How to process rows of a CSV file using Groovy/GPars most efficiently?

The question is a simple one and I am surprised it did not pop up immediately when I searched for it.
I have a CSV file, a potentially really large one, that needs to be processed. Each line should be handed to a processor until all rows are processed. For reading the CSV file, I'll be using OpenCSV which essentially provides a readNext() method which gives me the next row. If no more rows are available, all processors should terminate.
For this I created a really simple groovy script, defined a synchronous readNext() method (as the reading of the next line is not really time consuming) and then created a few threads that read the next line and process it. It works fine, but...
Shouldn't there be a built-in solution that I could just use? It's not the gpars collection processing, because that always assumes there is an existing collection in memory. Instead, I cannot afford to read it all into memory and then process it, it would lead to outofmemory exceptions.
So.... anyone having a nice template for processing a CSV file "line by line" using a couple of worker threads?
Concurrently accessing a file might not be a good idea and GPars' fork/join-processing is only meant for in-memory data (collections). My sugesstion would be to read the file sequentially into a list. When the list reaches a certain size, process the entries in the list concurrently using GPars, clear the list and then move on with reading lines.
This might be a good problem for actors. A synchronous reader actor could hand off CSV lines to parallel processor actors. For example:
#Grab(group='org.codehaus.gpars', module='gpars', version='0.12')
import groovyx.gpars.actor.DefaultActor
import groovyx.gpars.actor.Actor
class CsvReader extends DefaultActor {
void act() {
loop {
react {
reply readCsv()
}
}
}
}
class CsvProcessor extends DefaultActor {
Actor reader
void act() {
loop {
reader.send(null)
react {
if (it == null)
terminate()
else
processCsv(it)
}
}
}
}
def N_PROCESSORS = 10
def reader = new CsvReader().start()
(0..<N_PROCESSORS).collect { new CsvProcessor(reader: reader).start() }*.join()
I'm just wrapping up an implementation of a problem just like this in Grails (you don't specify if you're using grails, plain hibernate, plain JDBC or something else).
There isn't anything out of the box that you can get that I'm aware of.

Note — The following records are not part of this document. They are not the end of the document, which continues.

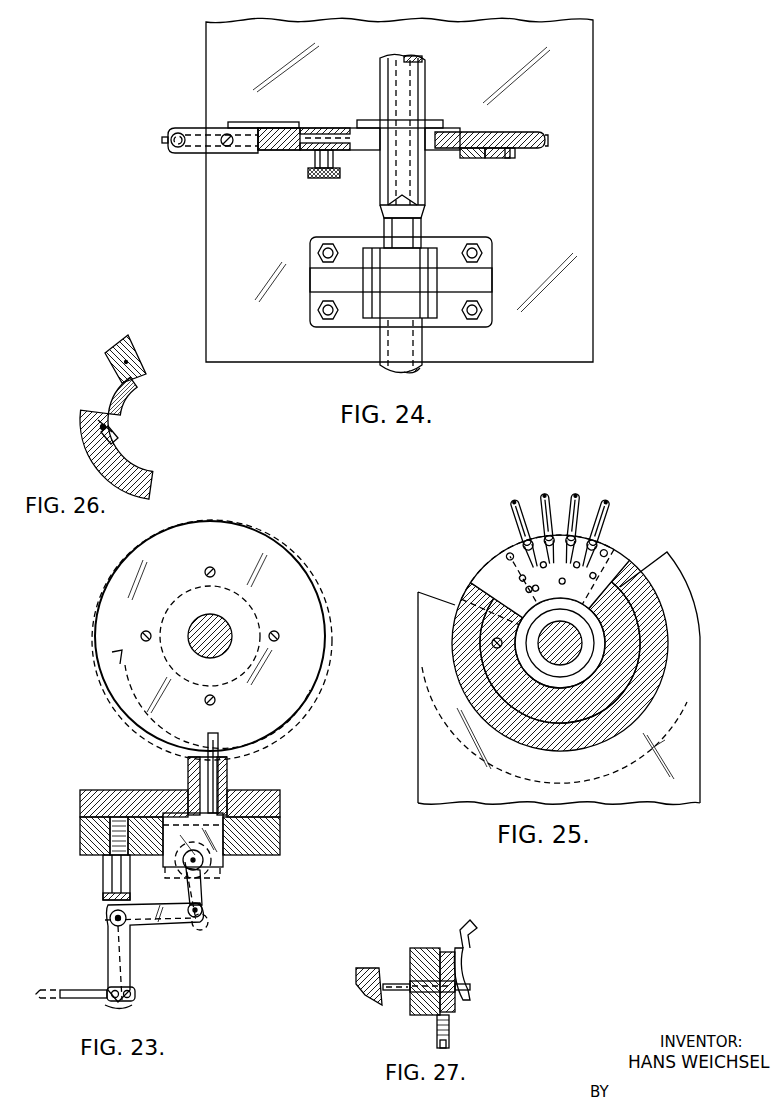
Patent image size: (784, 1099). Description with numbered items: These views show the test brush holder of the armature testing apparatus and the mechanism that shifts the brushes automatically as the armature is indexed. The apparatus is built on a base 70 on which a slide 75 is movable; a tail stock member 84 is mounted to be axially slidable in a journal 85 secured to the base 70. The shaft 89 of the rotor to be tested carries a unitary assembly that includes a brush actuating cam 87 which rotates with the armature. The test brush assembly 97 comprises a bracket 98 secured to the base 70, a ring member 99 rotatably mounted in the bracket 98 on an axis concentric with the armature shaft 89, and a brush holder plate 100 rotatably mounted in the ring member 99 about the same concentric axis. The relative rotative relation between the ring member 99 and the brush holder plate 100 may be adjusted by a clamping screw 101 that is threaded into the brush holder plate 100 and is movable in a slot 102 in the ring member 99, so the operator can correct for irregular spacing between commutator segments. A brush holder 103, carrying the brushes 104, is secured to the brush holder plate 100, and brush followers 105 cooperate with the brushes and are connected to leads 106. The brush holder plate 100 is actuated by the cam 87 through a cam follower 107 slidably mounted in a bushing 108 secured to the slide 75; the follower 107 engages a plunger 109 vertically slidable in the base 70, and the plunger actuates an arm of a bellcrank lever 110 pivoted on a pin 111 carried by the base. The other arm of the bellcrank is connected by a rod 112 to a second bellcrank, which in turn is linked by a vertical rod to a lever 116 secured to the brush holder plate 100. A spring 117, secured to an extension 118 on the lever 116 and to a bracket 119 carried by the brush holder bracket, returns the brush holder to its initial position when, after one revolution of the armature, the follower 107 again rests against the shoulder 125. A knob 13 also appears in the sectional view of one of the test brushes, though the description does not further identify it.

In FIG. 27, the knob 13 is at (368, 970).
In FIG. 24, the base 70 is at (577, 313).
In FIG. 23, the base 70 is at (287, 843).
In FIG. 23, the slide 75 is at (280, 806).
In FIG. 24, the tail stock member 84 is at (393, 342).
In FIG. 24, the journal 85 is at (480, 278).
In FIG. 23, the brush actuating cam 87 is at (248, 540).
In FIG. 24, the shaft 89 is at (410, 83).
In FIG. 23, the shaft 89 is at (230, 627).
In FIG. 25, the shaft 89 is at (543, 633).
In FIG. 24, the test brush assembly 97 is at (497, 133).
In FIG. 24, the bracket 98 is at (540, 132).
In FIG. 25, the bracket 98 is at (680, 598).
In FIG. 24, the ring member 99 is at (502, 153).
In FIG. 26, the ring member 99 is at (148, 483).
In FIG. 25, the ring member 99 is at (655, 637).
In FIG. 24, the brush holder plate 100 is at (450, 135).
In FIG. 26, the brush holder plate 100 is at (128, 353).
In FIG. 25, the brush holder plate 100 is at (620, 680).
In FIG. 27, the brush holder plate 100 is at (447, 1040).
In FIG. 24, the clamping screw 101 is at (320, 178).
In FIG. 26, the clamping screw 101 is at (100, 425).
In FIG. 25, the clamping screw 101 is at (490, 643).
In FIG. 26, the slot 102 is at (112, 440).
In FIG. 25, the brush holder 103 is at (627, 547).
In FIG. 27, the brush holder 103 is at (410, 1007).
In FIG. 25, the brushes 104 is at (518, 550).
In FIG. 27, the brushes 104 is at (392, 982).
In FIG. 25, the brush followers 105 is at (572, 500).
In FIG. 27, the brush followers 105 is at (468, 985).
In FIG. 27, the leads 106 is at (465, 928).
In FIG. 23, the cam follower 107 is at (222, 755).
In FIG. 23, the bushing 108 is at (230, 783).
In FIG. 23, the plunger 109 is at (227, 863).
In FIG. 23, the bellcrank lever 110 is at (163, 927).
In FIG. 23, the pin 111 is at (120, 882).
In FIG. 23, the rod 112 is at (85, 960).
In FIG. 24, the lever 116 is at (480, 158).
In FIG. 24, the spring 117 is at (187, 150).
In FIG. 24, the extension 118 is at (197, 132).
In FIG. 24, the bracket 119 is at (228, 123).
In FIG. 23, the shoulder 125 is at (120, 663).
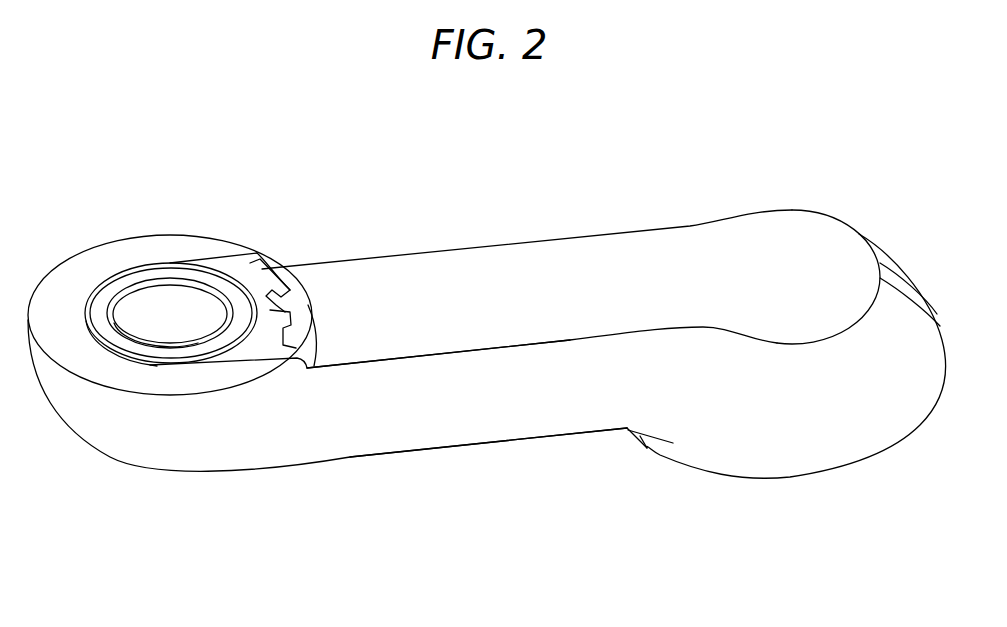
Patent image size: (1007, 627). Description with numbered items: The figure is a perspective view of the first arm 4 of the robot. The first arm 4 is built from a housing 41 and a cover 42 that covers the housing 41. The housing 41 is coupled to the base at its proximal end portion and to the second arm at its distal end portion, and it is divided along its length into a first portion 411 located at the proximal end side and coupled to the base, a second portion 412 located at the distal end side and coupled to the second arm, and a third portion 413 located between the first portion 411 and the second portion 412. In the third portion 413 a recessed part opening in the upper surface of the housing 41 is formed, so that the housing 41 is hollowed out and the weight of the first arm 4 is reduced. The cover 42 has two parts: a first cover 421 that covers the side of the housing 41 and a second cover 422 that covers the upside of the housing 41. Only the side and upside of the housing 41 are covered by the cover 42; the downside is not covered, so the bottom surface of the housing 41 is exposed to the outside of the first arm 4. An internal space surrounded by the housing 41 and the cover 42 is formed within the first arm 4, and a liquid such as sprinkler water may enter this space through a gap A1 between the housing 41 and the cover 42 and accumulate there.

You could look at integrating with Spring Batch, but the last time I looked at it, it felt very heavy to me (and not very groovy).

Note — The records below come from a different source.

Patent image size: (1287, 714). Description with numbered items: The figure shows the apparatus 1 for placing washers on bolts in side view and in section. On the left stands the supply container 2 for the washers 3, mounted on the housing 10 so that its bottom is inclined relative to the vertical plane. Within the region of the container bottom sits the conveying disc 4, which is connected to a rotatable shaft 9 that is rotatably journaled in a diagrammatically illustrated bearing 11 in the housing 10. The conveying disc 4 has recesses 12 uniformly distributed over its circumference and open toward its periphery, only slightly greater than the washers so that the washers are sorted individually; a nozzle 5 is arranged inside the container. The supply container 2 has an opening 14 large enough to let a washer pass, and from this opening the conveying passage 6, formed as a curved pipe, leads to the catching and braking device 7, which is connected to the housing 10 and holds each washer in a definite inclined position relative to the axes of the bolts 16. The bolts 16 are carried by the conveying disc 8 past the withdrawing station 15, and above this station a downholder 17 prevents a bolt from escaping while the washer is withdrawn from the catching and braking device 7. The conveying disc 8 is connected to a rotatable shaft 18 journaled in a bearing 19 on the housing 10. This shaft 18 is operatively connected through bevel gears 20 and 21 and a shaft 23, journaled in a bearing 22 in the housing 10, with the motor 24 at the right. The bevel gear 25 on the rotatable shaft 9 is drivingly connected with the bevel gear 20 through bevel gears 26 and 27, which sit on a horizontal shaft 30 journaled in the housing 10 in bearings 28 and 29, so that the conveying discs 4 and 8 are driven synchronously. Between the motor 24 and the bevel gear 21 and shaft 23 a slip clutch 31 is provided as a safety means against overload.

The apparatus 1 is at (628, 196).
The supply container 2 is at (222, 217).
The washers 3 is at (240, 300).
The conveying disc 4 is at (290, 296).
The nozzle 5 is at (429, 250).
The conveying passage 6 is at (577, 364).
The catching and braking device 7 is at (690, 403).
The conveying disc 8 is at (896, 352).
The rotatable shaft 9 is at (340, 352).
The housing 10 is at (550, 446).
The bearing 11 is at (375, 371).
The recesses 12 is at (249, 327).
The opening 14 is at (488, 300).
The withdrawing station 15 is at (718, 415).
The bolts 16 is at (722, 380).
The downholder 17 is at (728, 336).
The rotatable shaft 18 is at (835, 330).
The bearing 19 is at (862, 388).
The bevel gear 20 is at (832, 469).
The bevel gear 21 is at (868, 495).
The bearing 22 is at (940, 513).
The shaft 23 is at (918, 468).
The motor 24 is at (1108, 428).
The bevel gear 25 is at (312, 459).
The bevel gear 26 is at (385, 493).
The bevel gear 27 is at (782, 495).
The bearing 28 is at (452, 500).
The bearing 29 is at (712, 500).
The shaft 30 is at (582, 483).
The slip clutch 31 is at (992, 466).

If you're using plain JDBC, doing what Christoph recommends probably is the easiest thing to do (read in N rows and use GPars to spin through those rows concurrently).

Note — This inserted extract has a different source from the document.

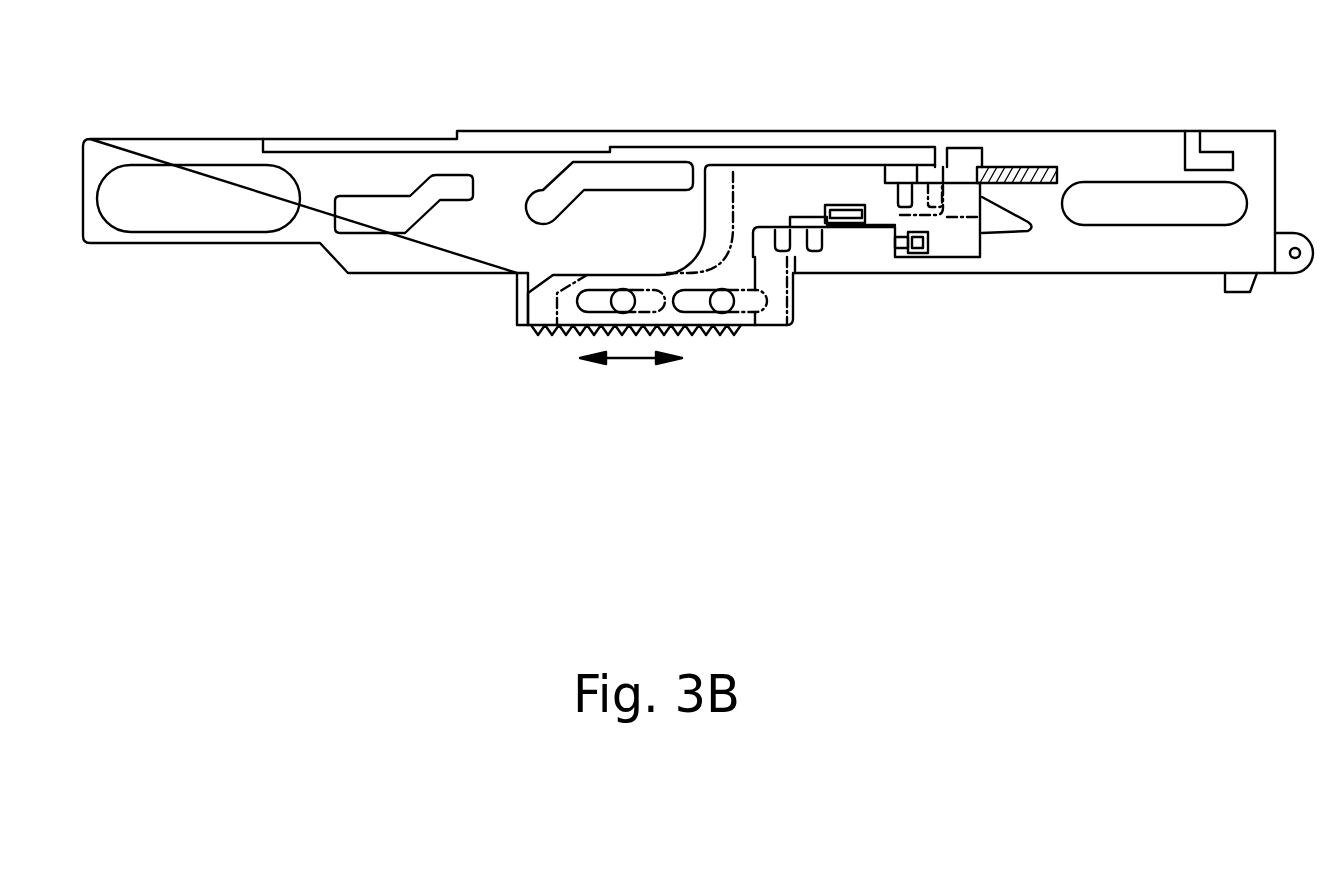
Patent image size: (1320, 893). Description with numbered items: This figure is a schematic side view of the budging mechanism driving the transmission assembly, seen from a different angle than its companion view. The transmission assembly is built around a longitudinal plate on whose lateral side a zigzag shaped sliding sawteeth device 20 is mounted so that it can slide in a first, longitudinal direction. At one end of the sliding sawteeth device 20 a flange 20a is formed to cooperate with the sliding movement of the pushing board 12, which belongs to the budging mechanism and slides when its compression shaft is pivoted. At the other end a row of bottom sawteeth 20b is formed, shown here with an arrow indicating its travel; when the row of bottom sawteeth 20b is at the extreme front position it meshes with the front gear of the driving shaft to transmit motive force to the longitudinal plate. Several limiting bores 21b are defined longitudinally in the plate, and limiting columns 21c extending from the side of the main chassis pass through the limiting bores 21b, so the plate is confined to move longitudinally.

If you're using grails, or hibernate, and want your worker threads to have access to the spring context for dependency injection, things get a bit more complicated.
The way I solved it is using the Grails Redis plugin (disclaimer: I'm the author) and the Jesque plugin, which is a java implementation of Resque.
The Jesque plugin lets you create "Job" classes that have a "process" method with arbitrary parameters that are used to process work enqueued on a Jesque queue. You can spin up as many workers as you want.
I have a file upload that an admin user can post a file to, it saves the file to disk and enqueues a job for the ProducerJob that I've created. That ProducerJob spins through the file, for each line, it enqueues a message for a ConsumerJob to pick up. The message is simply a map of the values read from the CSV file.
The ConsumerJob takes those values and creates the appropriate domain object for it's line and saves it to the database.
We already were using Redis in production so using this as a queueing mechanism made sense. We had an old synchronous load that ran through file loads serially. I'm currently using one producer worker and 4 consumer workers and loading things this way is over 100x faster than the old load was (with much better progress feedback to the end user).
I agree with the original question that there is probably room for something like this to be packaged up as this is a relatively common thing.
UPDATE: I put up a blog post with a simple example doing imports with Redis + Jesque.